Tiffin also claimed there were several events in 2012 that had made her feel “overly scrutinised” and like she was being singled out, such as being asked to complete paperwork other officers had not.
Tiffin recalled how, in a January 2013 meeting with Molyneux and a detective sergeant, she was told she “was not seen as a team player or pulling her weight”. She said she was “crushed” and left in tears by the comments.
However, Surrey Police’s lawyers told the tribunal that all officers were required to pass the bleep test to make sure they were fit enough to carry out their duties.
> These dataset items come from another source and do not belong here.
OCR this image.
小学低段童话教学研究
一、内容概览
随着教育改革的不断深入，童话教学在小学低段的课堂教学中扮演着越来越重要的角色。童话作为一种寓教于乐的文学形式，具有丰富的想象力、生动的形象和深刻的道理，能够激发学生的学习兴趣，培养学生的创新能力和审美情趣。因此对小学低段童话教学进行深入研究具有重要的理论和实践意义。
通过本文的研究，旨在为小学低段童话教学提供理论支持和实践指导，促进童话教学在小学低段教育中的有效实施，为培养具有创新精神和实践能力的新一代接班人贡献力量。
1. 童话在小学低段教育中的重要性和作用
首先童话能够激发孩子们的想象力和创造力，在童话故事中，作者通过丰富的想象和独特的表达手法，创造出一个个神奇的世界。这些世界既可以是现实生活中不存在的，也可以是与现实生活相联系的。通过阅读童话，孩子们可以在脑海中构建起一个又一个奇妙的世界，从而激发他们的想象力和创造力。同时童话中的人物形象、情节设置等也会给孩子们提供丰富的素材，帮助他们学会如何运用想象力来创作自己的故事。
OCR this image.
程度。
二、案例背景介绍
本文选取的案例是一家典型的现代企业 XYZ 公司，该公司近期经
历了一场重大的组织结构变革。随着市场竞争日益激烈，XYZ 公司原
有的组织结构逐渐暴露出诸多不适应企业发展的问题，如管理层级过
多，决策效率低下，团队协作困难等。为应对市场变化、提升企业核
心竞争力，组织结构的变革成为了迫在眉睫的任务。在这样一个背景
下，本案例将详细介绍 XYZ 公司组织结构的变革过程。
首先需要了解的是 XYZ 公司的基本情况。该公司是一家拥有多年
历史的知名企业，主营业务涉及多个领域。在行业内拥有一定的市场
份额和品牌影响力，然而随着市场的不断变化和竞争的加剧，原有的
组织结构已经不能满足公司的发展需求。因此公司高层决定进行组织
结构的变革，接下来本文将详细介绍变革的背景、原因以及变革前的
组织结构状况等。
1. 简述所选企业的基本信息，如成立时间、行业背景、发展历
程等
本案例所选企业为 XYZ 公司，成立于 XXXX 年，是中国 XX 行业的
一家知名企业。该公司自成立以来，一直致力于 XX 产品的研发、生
The force also argued that it had made efforts to accommodate Tiffin’s training for the test, including giving her time to visit Surrey Police’s Guildford headquarters to do practice runs.
Surrey Police told the tribunal Tiffin had not initially made it clear to them that her inability to pass the bleep test was linked to her disabilities, although Tiffin said she had flagged her thyroid problems to Molyneux and had been seeing occupational health about bouts of crying at work.
Of the conversation Tiffin said had left her “crushed”, Molyneux added: “At the time of the conversation with Rebecca I was not aware that she was upset by what I had said to her. I made it clear to her that if what I said had upset her, that was not its purpose and apologised for this.”
The tribunal hearing, which is expected to last nine days, is ongoing.